Но соблазн уйти в мир несбыточных грез, в котором мы с мамой будем вместе, был слишком велик. Здесь, в кабинете, каждая вещь напоминала о ней, заставляя сердце биться быстрее. В голове бешеной каруселью вращались воспоминания о тех днях, когда мы с Фриггой были вдвоем, и у меня не получалось остановить этот безумный круговорот и сосредоточиться на работе.
Я решил, что вскоре изменю интерьер офиса. Заменю всю мебель и технику, повешу на окно новые шторы — словом, сделаю все, на что хватит фантазии. Мне хотелось, чтобы кабинет не напоминал о маме, и ничто не отвлекало меня от работы.
Минуты три мне понадобилось, чтобы взять себя в руки и вспомнить, зачем я сюда пришел. Я должен был разобраться с документами.
Подойдя к рабочему столу, я на секунду замешкался: было неловко рыться в вещах, когда-то принадлежавших маме. Но и Леонора права: кто-то должен был это сделать. И, к тому же, Фригга хотела, чтобы это был я.
Подумав так, я аккуратно выдвинул верхний ящик стола. Там лежала только одна тетрадь, служившая матери, насколько я понял, записной книжкой. Сейчас практически все используют электронные дневники, но маме всегда нравилось писать от руки — она по праву гордилась своим каллиграфическим почерком.
Едва ли в этой тетрадке содержались ценные сведенья — для этого существуют электронные архивы, но я все равно, повинуясь внезапному порыву, открыл её и пролистал.
Пролистал? Кого я обманываю?
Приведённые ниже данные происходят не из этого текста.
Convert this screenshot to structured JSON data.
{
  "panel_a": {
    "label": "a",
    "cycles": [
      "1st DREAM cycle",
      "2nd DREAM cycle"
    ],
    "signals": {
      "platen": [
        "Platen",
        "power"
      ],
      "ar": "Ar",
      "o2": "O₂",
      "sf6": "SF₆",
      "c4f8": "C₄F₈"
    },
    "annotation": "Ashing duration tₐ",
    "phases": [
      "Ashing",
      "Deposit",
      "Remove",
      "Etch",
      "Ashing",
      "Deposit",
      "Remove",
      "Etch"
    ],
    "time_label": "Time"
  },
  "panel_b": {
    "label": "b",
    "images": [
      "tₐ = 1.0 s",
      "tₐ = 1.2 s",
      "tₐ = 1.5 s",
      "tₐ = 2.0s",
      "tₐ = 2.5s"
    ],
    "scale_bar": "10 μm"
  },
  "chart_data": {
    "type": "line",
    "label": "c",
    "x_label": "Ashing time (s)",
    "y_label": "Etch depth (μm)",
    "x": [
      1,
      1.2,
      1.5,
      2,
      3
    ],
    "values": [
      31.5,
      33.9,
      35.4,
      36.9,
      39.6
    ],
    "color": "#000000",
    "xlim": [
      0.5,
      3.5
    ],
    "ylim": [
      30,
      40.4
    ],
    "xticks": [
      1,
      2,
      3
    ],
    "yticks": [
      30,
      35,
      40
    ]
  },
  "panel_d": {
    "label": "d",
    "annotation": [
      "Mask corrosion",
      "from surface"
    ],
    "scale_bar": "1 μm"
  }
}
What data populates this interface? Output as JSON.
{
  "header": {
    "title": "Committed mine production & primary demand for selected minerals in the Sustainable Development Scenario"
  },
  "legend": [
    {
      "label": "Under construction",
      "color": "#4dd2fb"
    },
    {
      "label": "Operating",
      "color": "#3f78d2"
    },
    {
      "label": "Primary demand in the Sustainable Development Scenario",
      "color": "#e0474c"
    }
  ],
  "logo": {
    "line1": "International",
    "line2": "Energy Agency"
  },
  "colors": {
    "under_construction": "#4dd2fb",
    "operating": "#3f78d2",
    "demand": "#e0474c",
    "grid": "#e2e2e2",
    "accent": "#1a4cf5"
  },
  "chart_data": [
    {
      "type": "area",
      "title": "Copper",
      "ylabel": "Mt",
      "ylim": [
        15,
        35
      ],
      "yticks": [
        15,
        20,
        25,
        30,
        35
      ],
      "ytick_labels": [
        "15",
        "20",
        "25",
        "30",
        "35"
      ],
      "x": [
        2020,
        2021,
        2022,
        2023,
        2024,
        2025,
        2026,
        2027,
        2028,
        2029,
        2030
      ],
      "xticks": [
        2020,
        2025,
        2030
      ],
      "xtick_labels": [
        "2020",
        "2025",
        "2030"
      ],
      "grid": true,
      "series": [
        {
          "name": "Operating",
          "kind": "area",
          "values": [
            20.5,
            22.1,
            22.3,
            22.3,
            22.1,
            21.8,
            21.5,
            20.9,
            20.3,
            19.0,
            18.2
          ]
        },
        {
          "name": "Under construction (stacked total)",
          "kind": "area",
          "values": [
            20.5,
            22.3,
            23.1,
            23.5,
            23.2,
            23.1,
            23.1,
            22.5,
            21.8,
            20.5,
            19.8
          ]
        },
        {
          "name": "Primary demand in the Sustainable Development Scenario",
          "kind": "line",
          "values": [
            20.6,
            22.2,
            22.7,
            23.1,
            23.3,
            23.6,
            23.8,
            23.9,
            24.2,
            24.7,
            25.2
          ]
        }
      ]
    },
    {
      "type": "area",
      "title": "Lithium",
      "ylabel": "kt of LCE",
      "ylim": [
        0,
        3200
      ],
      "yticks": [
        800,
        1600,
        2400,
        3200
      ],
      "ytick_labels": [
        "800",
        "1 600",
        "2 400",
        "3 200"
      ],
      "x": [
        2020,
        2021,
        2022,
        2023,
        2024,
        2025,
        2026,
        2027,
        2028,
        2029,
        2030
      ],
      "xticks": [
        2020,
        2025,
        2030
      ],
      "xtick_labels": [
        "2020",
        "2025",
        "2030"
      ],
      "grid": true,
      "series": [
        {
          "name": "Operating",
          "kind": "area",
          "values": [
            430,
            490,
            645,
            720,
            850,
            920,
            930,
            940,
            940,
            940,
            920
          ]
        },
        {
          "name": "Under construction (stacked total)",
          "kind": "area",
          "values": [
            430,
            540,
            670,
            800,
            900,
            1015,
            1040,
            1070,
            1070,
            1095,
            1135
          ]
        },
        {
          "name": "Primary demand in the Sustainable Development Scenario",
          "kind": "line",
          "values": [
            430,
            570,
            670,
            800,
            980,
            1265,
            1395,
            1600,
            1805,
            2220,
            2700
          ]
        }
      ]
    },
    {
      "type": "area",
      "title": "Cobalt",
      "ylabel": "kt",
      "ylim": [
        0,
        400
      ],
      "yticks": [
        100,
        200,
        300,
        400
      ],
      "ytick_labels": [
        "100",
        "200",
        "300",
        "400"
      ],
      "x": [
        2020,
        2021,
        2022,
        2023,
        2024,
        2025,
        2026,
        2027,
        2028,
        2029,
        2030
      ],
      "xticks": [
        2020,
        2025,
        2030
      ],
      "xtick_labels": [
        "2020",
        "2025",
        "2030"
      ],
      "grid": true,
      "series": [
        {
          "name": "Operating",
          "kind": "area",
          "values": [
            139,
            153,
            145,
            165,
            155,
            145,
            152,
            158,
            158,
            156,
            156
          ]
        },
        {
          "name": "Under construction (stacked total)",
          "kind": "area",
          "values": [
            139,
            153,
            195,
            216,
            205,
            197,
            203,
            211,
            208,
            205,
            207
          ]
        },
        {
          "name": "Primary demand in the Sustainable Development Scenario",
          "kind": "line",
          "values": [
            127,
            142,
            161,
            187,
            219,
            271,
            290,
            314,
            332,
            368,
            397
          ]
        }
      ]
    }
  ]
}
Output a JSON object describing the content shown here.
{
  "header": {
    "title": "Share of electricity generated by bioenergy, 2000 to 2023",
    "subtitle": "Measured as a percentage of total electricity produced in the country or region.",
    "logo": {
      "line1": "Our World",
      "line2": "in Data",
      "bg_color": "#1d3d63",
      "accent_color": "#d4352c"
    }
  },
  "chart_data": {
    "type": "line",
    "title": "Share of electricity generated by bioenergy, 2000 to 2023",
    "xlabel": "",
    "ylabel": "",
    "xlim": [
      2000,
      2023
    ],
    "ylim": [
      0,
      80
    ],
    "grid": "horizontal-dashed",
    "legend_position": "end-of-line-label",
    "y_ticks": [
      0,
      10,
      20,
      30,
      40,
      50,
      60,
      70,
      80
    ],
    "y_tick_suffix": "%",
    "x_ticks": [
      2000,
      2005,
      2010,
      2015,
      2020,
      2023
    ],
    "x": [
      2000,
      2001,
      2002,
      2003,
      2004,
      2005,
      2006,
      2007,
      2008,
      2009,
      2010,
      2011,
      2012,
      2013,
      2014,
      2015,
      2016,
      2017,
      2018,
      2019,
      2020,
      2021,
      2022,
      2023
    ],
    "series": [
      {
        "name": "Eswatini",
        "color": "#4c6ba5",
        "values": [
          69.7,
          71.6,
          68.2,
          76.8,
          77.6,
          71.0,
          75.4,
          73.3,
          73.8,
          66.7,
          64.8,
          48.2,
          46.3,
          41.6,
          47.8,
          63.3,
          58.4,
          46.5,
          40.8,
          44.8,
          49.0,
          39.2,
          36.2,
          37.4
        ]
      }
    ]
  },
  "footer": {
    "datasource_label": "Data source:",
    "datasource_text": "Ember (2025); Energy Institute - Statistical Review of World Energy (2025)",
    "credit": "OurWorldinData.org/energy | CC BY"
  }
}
Я читал все, не в силах оторвать взгляда от маленьких, аккуратных и чуть закругленных букв. И плевать было, что в основном мне попадались обыденные заметки, вроде: «Совещание завтра в десять ноль-ноль» или «Не забыть разобраться с базами данных». Да у каждого делового человека есть подобные записи! Но я все равно читал, одними губами проговаривая эти простые слова. Ведь они были написаны рукой мамы и отражали какую-то часть её жизни. Правда, исписаны были лишь первые страницы — наверное, книжка была совсем новой, или мама очень редко делала записи, предпочитая держать информацию в голове.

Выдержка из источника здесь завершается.